CUHK Otto Wong Brain Tumor Centre, Department of Surgery, Prince of Wales Hospital, The Chinese University of Hong Kong, Hong Kong, SAR.
Asian J Surg. 2018 Sep;41(5):467-472. doi: 10.1016/j.asjsur.2017.06.004. Epub 2017 Aug 26.
5-Aminolevulinic Acid (5-ALA) induced fluorescence is useful in guiding glioma resection. The extent of 5-ALA accumulation is beyond gadolinium contrast enhancement. Supratotal resection may be achieved, potentially granting patients with better survival. We present our experience on 5-ALA guided glioma resection in Chinese ethnics.

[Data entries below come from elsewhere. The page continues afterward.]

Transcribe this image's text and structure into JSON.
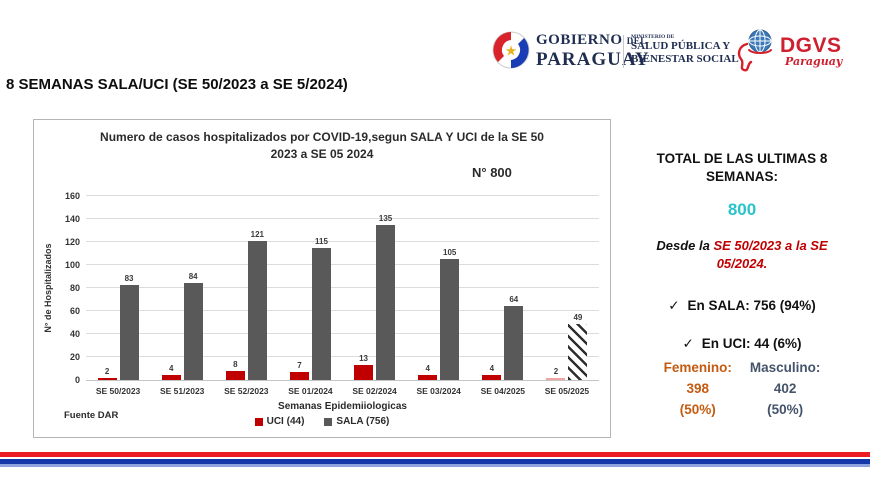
{
  "header": {
    "gobierno": {
      "word1": "GOBIERNO",
      "del": "DEL",
      "word2": "PARAGUAY"
    },
    "ministry": {
      "line0": "MINISTERIO DE",
      "line1": "SALUD PÚBLICA Y",
      "line2": "BIENESTAR SOCIAL"
    },
    "dgvs": {
      "acronym": "DGVS",
      "script": "Paraguay"
    }
  },
  "page_title": "8 SEMANAS SALA/UCI  (SE 50/2023 a SE 5/2024)",
  "chart": {
    "title_line1": "Numero de casos hospitalizados por COVID-19,segun SALA Y UCI de la SE 50",
    "title_line2": "2023 a SE 05 2024",
    "n_label": "N° 800",
    "source": "Fuente DAR"
  },
  "chart_data": {
    "type": "bar",
    "title": "Numero de casos hospitalizados por COVID-19,segun SALA Y UCI de la SE 50 2023 a SE 05 2024",
    "categories": [
      "SE 50/2023",
      "SE 51/2023",
      "SE 52/2023",
      "SE 01/2024",
      "SE 02/2024",
      "SE 03/2024",
      "SE 04/2025",
      "SE 05/2025"
    ],
    "series": [
      {
        "name": "UCI (44)",
        "color": "#c00000",
        "values": [
          2,
          4,
          8,
          7,
          13,
          4,
          4,
          2
        ]
      },
      {
        "name": "SALA (756)",
        "color": "#595959",
        "values": [
          83,
          84,
          121,
          115,
          135,
          105,
          64,
          49
        ]
      }
    ],
    "xlabel": "Semanas Epidemiiologicas",
    "ylabel": "N° de Hospitalizados",
    "ylim": [
      0,
      160
    ],
    "ytick_step": 20,
    "grid": true,
    "legend_position": "bottom",
    "last_group_estimated": true,
    "last_group_style": {
      "uci_color": "#f0a3a0",
      "sala_pattern": "diagonal-hatch"
    }
  },
  "side_panel": {
    "total_heading_line1": "TOTAL DE LAS ULTIMAS 8",
    "total_heading_line2": "SEMANAS:",
    "total_value": "800",
    "total_color": "#29c3ca",
    "desde_prefix": "Desde la ",
    "desde_range_line1": "SE 50/2023 a la SE",
    "desde_range_line2": "05/2024.",
    "check_glyph": "✓",
    "sala_line": "En SALA: 756 (94%)",
    "uci_line": "En UCI: 44 (6%)",
    "femenino": {
      "label": "Femenino:",
      "value": "398",
      "pct": "(50%)",
      "color": "#c55a11"
    },
    "masculino": {
      "label": "Masculino:",
      "value": "402",
      "pct": "(50%)",
      "color": "#44546a"
    }
  },
  "footer_stripes": {
    "red": "#ec1c24",
    "blue": "#1438a8",
    "light_blue": "#8fa3e0"
  }
}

Sixteen Patients ingested 5-ALA (Gliolan, Medas Germany) 20 mg/kg·m 4 h before surgery. The tumor resection was guided by fluorescence with neurosurgical microscope. Patient was monitored for general condition, especially for new neurological deficits. Postoperative MRI served as the assessment for extent of resection (EOR).

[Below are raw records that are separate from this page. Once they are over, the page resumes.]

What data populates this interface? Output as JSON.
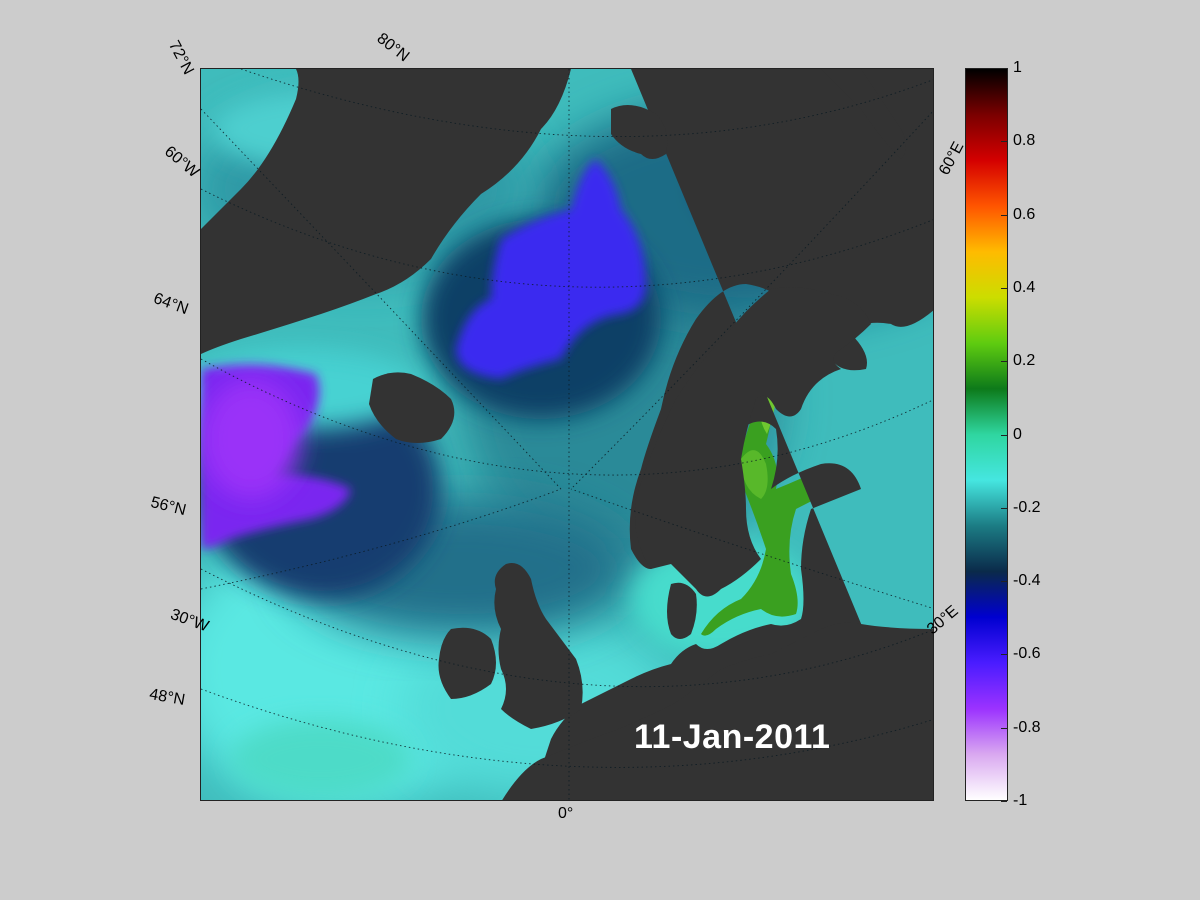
{
  "map": {
    "date": "11-Jan-2011",
    "latitude_labels": [
      "72°N",
      "80°N",
      "64°N",
      "56°N",
      "48°N"
    ],
    "longitude_labels": [
      "60°W",
      "30°W",
      "0°",
      "30°E",
      "60°E"
    ]
  },
  "colorbar": {
    "min": -1,
    "max": 1,
    "ticks": [
      "1",
      "0.8",
      "0.6",
      "0.4",
      "0.2",
      "0",
      "-0.2",
      "-0.4",
      "-0.6",
      "-0.8",
      "-1"
    ],
    "colors_bottom_to_top": [
      "#ffffff",
      "#d9a8f0",
      "#9b32ff",
      "#4a1cff",
      "#0000d0",
      "#0a2a4a",
      "#1c7c84",
      "#45e6e0",
      "#2fd6a0",
      "#0d7a1a",
      "#5fcc10",
      "#ccdd00",
      "#ffbb00",
      "#ff5500",
      "#d40000",
      "#7a0000",
      "#000000"
    ]
  }
}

High grade glioma was confirmed in 12 cases, low grade glioma in three and one inflammation. 5-ALA was used in ten patients with known malignant glioma, and in six patients with presumed diagnosis of malignant glioma. Fifteen cases had positive fluorescence. The intensity was strong in eight and moderate in seven cases. MRI suggested total resection was achieved in 9 patients, near total resection in two and five had subtotal resection. EOR was associated with duration between ingestion of 5-ALA and timing when microscope was brought in for visualization of fluorescence (p = 0.038). Two patients suffered from temporary visual field defects. One patient developed hemiparesis after surgery.

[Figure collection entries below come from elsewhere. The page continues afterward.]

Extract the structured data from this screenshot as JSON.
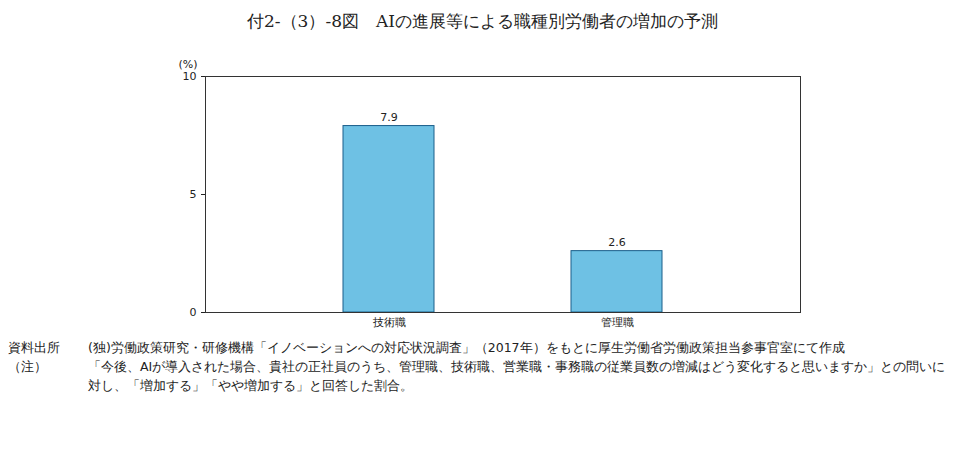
{
  "chart_data": {
    "type": "bar",
    "title": "付2-（3）-8図　AIの進展等による職種別労働者の増加の予測",
    "y_label": "(%)",
    "categories": [
      "技術職",
      "管理職"
    ],
    "values": [
      7.9,
      2.6
    ],
    "color": "#6ec1e4",
    "ylim": [
      0,
      10
    ],
    "yticks": [
      0,
      5,
      10
    ],
    "data_labels": true,
    "annotations": [
      {
        "label": "資料出所",
        "text": "(独)労働政策研究・研修機構「イノベーションへの対応状況調査」（2017年）をもとに厚生労働省労働政策担当参事官室にて作成"
      },
      {
        "label": "（注）",
        "text": "「今後、AIが導入された場合、貴社の正社員のうち、管理職、技術職、営業職・事務職の従業員数の増減はどう変化すると思いますか」との問いに対し、「増加する」「やや増加する」と回答した割合。"
      }
    ]
  }
}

5-ALA is a useful intra-operative guidance for resection. It increases the percentage of total removal of the tumor. It should be used within the window period of the action (4-12 h).
5-氨基酮戊酸(5-ALA)诱导的荧光在指导胶质瘤切除中很有用。5-ALA 的积累程度超过钆对比增强。可以实现超全切除,从而为患者提供更好的生存机会。我们介绍了我们在汉族人群中使用 5-ALA 指导胶质瘤切除的经验。
16 名患者在手术前 4 小时内口服 5-ALA(Gliolan,德国 Medas)20mg/kg·m。荧光显微镜引导肿瘤切除。监测患者的一般情况,特别是新的神经功能缺损。术后 MRI 用于评估切除程度(EOR)。
高级别胶质瘤 12 例,低级别胶质瘤 3 例,炎症 1 例。10 例已知恶性胶质瘤患者使用 5-ALA,6 例疑似恶性胶质瘤患者使用 5-ALA。15 例有阳性荧光。8 例荧光强度强,7 例荧光强度中等。MRI 提示 9 例达到全切除,2 例近全切除,5 例次全切除。EOR 与 5-ALA 摄入与显微镜用于观察荧光之间的时间间隔相关(p=0.038)。2 例患者出现暂时性视野缺损,1 例患者术后出现偏瘫。
5-ALA 是一种有用的术中切除指导方法。它增加了肿瘤全切除的百分比。它应该在作用窗口期(4-12 小时)内使用。